そんな不測の事態に備えて中小企業を対象に、予め加入しておくことで、万が一、取引先が倒産した場合、預けていた共済金の10倍(最高8000万円)までの貸し付けを、無担保・無保証人で速やかに受けられるという制度です。

もちろん加入には条件がありますので、以下に紹介します。

経営セーフティー共済の加入条件とは?

前項で、中小企業を対象とした制度だとお伝えした通り、サラリーマンの副業のような場合は加入できません。

法人、もしくは個人事業主が対象となります。

また1年以上、事業を継続して行っていることが条件となり、開業したての場合も加入できませんので、一年以上の実績を積む必要があります。

上記のように、元々取引先の倒産をキッカケに、連鎖倒産等を防ぐために出来た『経営セーフティー共済』ですが、そんな万が一の時だけでなく、実は日頃から節税対策としても活用することが可能です。

経営セーフティー共済を使った節税対策とは?

事業を行っていると、調子の良いときもあれば、売上が伸び悩む年もあるかと思いますが、『経営セーフティー共済』とは簡単に言うと、万が一の時のための積み立て預金のようなイメージです。

そしてなぜそれが税金対策としても活用できるかというと、確定申告や決算の際に『中小企業倒産防止共済掛金の必要経費算入に関する明細書』を作成し、税務署へ提出することで、月額の掛金を必要経費として計上できるのです。

掛金の金額は?

毎月5千円〜20万円の間で設定することが可能で、累計で800万円に達するまで積み立てることが可能です。

つまり、年間でいうと、20万円×12ヶ月=最大240万円まで、事業の必要経費として計上することが出来ますので、例えば個人事業で1年の所得が500万円の場合、240万円を必要経費として差し引くと、所得税と住民税から合わせて約65万円を節税することが可能になってくるというわけです。

経営セーフティー共済を使う時の注意点とは?

さて、ここまでご紹介してきた『経営セーフティー共済』ですが、メリットがあればもちろんデメリットもありますので、それらをちゃんと理解した上で活用しないと「思っていた結果と違う……」ということにもなりかねません。

なので注意すべきポイントについて解説します。

運用されないので還ってくるのは元本のみである

上記でも解説した通り、あくまで連鎖倒産を防止するための制度ですので、保険のように掛け金が運用されることはありません。

つまり、還ってくるのは最大でも元本のみになります。

解約時は手当金が課税対象になる

また、解約時に還って来る『解約手当金』ですが、こちらは課税の対象となります。

例えば満額800万円が還ってきた場合、所得として計上されることとなりますので、加入者や税理士がよく理解しないまま加入してしまうと、意味が無い、もしくは逆に損をしてしまうことになりかねません。

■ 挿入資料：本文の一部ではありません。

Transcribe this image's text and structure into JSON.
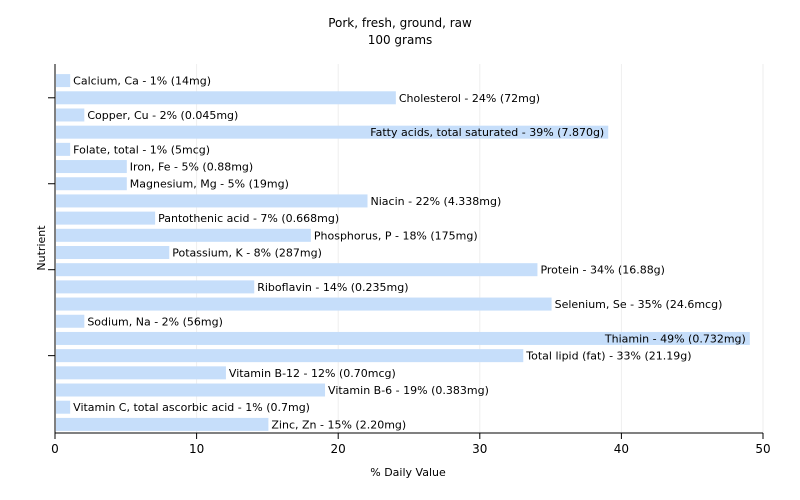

なので節税対策として使う場合は、利益が多く発生する年には掛金を多めにして経費を増やし、利益が少ない年に解約して課税対象となる金額を減らすのが効果的だと言えるでしょう。

解約のタイミング次第では掛金の総額が戻ってこない

これは税金とトータルで考える必要があることですが、『経営セーフティー共済』は40ヶ月未満で解約してしまうと、還ってくる手当金が、掛金総額よりも下回ってしまいます。

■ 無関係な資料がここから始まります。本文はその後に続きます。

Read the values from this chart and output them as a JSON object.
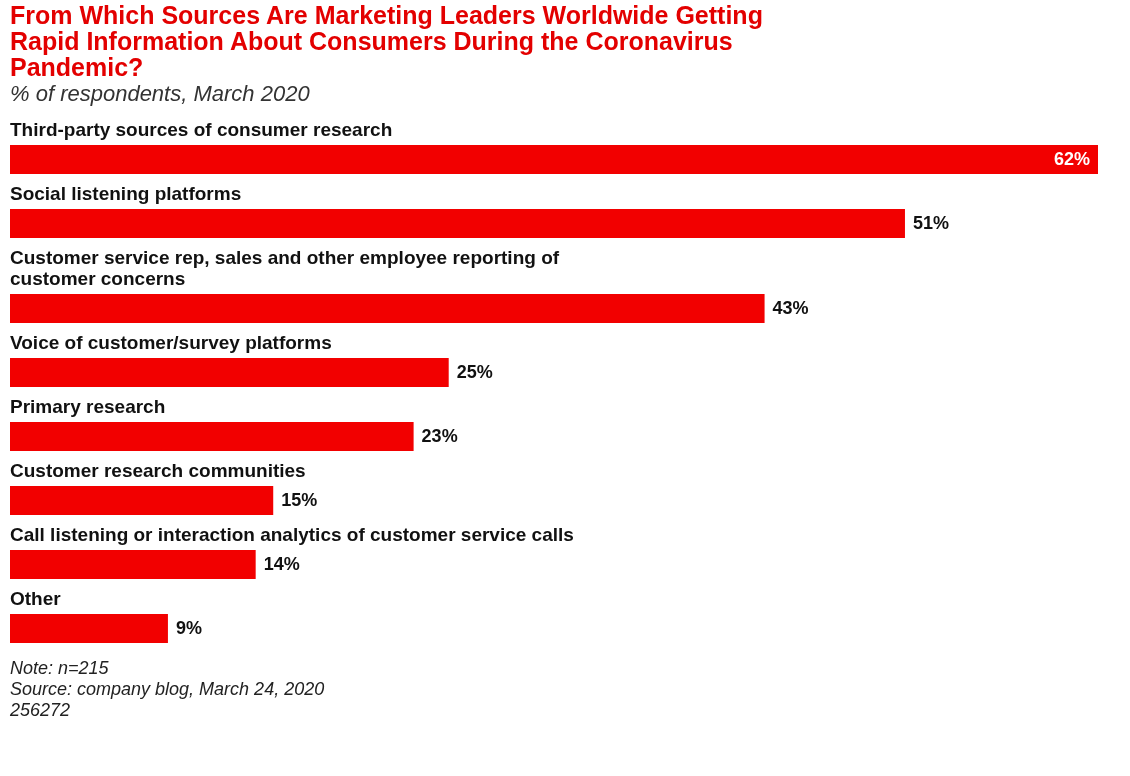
{
  "chart_data": {
    "type": "bar",
    "orientation": "horizontal",
    "title": "From Which Sources Are Marketing Leaders Worldwide Getting Rapid Information About Consumers During the Coronavirus Pandemic?",
    "subtitle": "% of respondents, March 2020",
    "categories": [
      "Third-party sources of consumer research",
      "Social listening platforms",
      "Customer service rep, sales and other employee reporting of customer concerns",
      "Voice of customer/survey platforms",
      "Primary research",
      "Customer research communities",
      "Call listening or interaction analytics of customer service calls",
      "Other"
    ],
    "values": [
      62,
      51,
      43,
      25,
      23,
      15,
      14,
      9
    ],
    "value_labels": [
      "62%",
      "51%",
      "43%",
      "25%",
      "23%",
      "15%",
      "14%",
      "9%"
    ],
    "color": "#f20000",
    "annotations": [
      "Note: n=215",
      "Source: company blog, March 24, 2020",
      "256272"
    ]
  }
}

なので、予めそれを分かった上で、先ほどお伝えした通り、ご自身の事業の利益が多い、少ないのタイミングと合わせて、解約のタイミングを計っていく必要があると言えるでしょう。

まとめ

今回は、元々、連鎖倒産を防ぐための『経営セーフティー共済』が、節税対策としても使えることについて、順を追って解説してみました。

お伝えした通り、メリット・デメリットもありますので、それらとクライアント様の事業の流れを把握した上で、適切に扱っていくことで初めて、効果的な税金対策になるものですので、それを理解した上での判断が重要だと言えるでしょう。